When arrangements were made for our migration officer to visit Cyprus in October 1992, Mr Obeid MLC was advised by fax on 31 August 1992 that Antonios Obeid should lodge an application for RSHP entry in Cyprus no later than 28 September 1992 to allow interview to proceed. Antonios Obeid approached the Australian High Commission in Nicosia on 21 September 1992 and an RSHP application and nomination forms (which had been completed in Mr Obeid's (MLC) office in Australia and forwarded to applicant) were lodged.

He was nominated by a brother, George Elias (DOB 1964) of 20 Bilgia Street, Ryde—an Australian citizen holding Australian Passport No. K1318586.

Antonios Obeid was interviewed in Nicosia on 5 October 1992. A detailed written statement of claims was secured from him together with written background material.

On 26 November 1992 completed security forms were forwarded separately to ASIO with Antonios Obeid's detailed statement of claims and supporting documentation. He (and wife) had submitted clear penal certificates with their application (dated 22 August 1992 and 22 September 1992).

ASIO cleared Antonios Obeid on 17 December 1992.

On 8 February 1993 the Principal Migration Officer decided claims of applicant could be accepted, that the public interest criteria were satisfied and that the case could proceed to visa issue subject to medical clearances and security clearance for wife.

Ultimate approval was delayed by pregnancy/birth of second child and the need for the new born child and mother to complete medicals.
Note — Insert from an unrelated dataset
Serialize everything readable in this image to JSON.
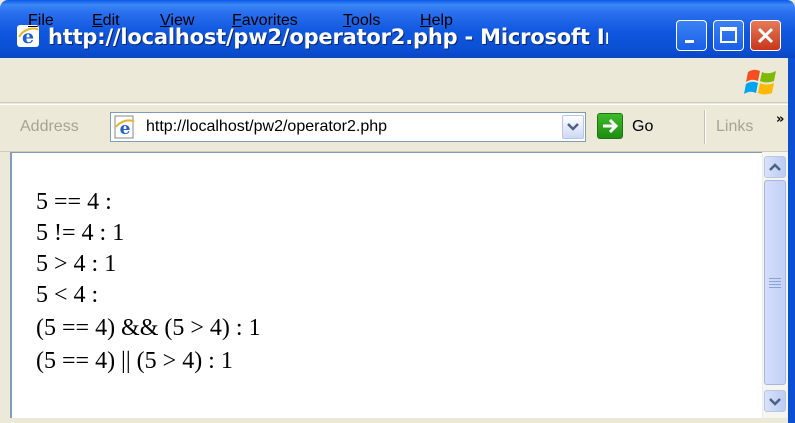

Security clearance on wife was initiated on 11 February 1993 and results of clearance were received on 24 February 1993.

Visa No. 517 0002154G was issued in Nicosia on 9 June 1993.
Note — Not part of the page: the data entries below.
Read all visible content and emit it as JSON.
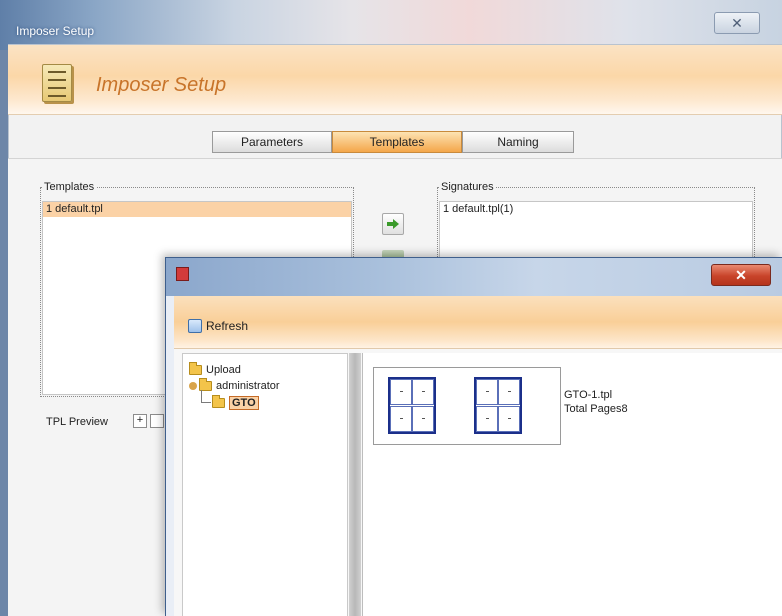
{
  "outer_window": {
    "title": "Imposer Setup",
    "close_glyph": "✕"
  },
  "header": {
    "title": "Imposer Setup",
    "icon": "document-stack-icon"
  },
  "tabs": [
    {
      "label": "Parameters",
      "active": false
    },
    {
      "label": "Templates",
      "active": true
    },
    {
      "label": "Naming",
      "active": false
    }
  ],
  "templates_group": {
    "label": "Templates",
    "items": [
      {
        "text": "1  default.tpl",
        "selected": true
      }
    ]
  },
  "signatures_group": {
    "label": "Signatures",
    "items": [
      {
        "text": "1  default.tpl(1)",
        "selected": false
      }
    ]
  },
  "tpl_preview": {
    "label": "TPL Preview",
    "zoom_in_glyph": "+"
  },
  "dialog": {
    "title": "",
    "close_glyph": "✕",
    "accent_color": "#c8442a",
    "toolbar": {
      "refresh_label": "Refresh",
      "refresh_icon": "refresh-icon"
    },
    "tree": {
      "root": "Upload",
      "child": "administrator",
      "grandchild": "GTO"
    },
    "file": {
      "name": "GTO-1.tpl",
      "pages": "Total Pages8"
    }
  }
}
If Antonios Obeid is the Jean Obeid referred to in the Australian article, we have no information on our files in Canberra to indicate that he was involved in the 1990 slaying referred to in the Australian article. We have called for our Damascus file which should arrive here early next week.
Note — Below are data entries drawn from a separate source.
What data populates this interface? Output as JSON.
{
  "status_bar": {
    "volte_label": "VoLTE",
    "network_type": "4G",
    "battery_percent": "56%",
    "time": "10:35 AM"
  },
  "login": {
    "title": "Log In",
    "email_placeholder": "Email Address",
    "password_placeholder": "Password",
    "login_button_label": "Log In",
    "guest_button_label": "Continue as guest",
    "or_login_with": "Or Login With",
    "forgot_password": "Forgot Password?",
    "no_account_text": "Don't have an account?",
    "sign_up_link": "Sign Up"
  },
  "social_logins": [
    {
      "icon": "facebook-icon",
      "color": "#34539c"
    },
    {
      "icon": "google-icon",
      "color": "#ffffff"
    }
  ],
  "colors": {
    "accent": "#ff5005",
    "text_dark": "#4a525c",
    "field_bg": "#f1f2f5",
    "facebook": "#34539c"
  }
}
Office: November 1 Task Force

Contact: Peter Judd

Telephone: 264 2501

Date: 24 June 1994


Senator BOLKUS —We have had Senator Short coming in here over the space of a week and a half raising names, and quite often getting them wrong. In this particular case he asked me whether I knew for a fact when those warrants were issued. In these cases there are obviously security checks. As I said yesterday in respect to Antonios Obeid, there was a security check before that person left the Lebanon. I know that security assessments are made from time to time but, as I said to him, I will give him a considered response. In ordinary circumstances it has always been understood by both sides of the parliament that, when it comes to security matters, there are ways of addressing them, whether public or private. I will give a considered response and, in the context of that response—


Senator Short —Will you do it today?


Senator BOLKUS —Look, we are not in the outer of Victoria Park watching the Collingwood Football Club; we are in the Senate. I am giving an answer. The honourable senator will get the considered response in respect to security advice when I am ready.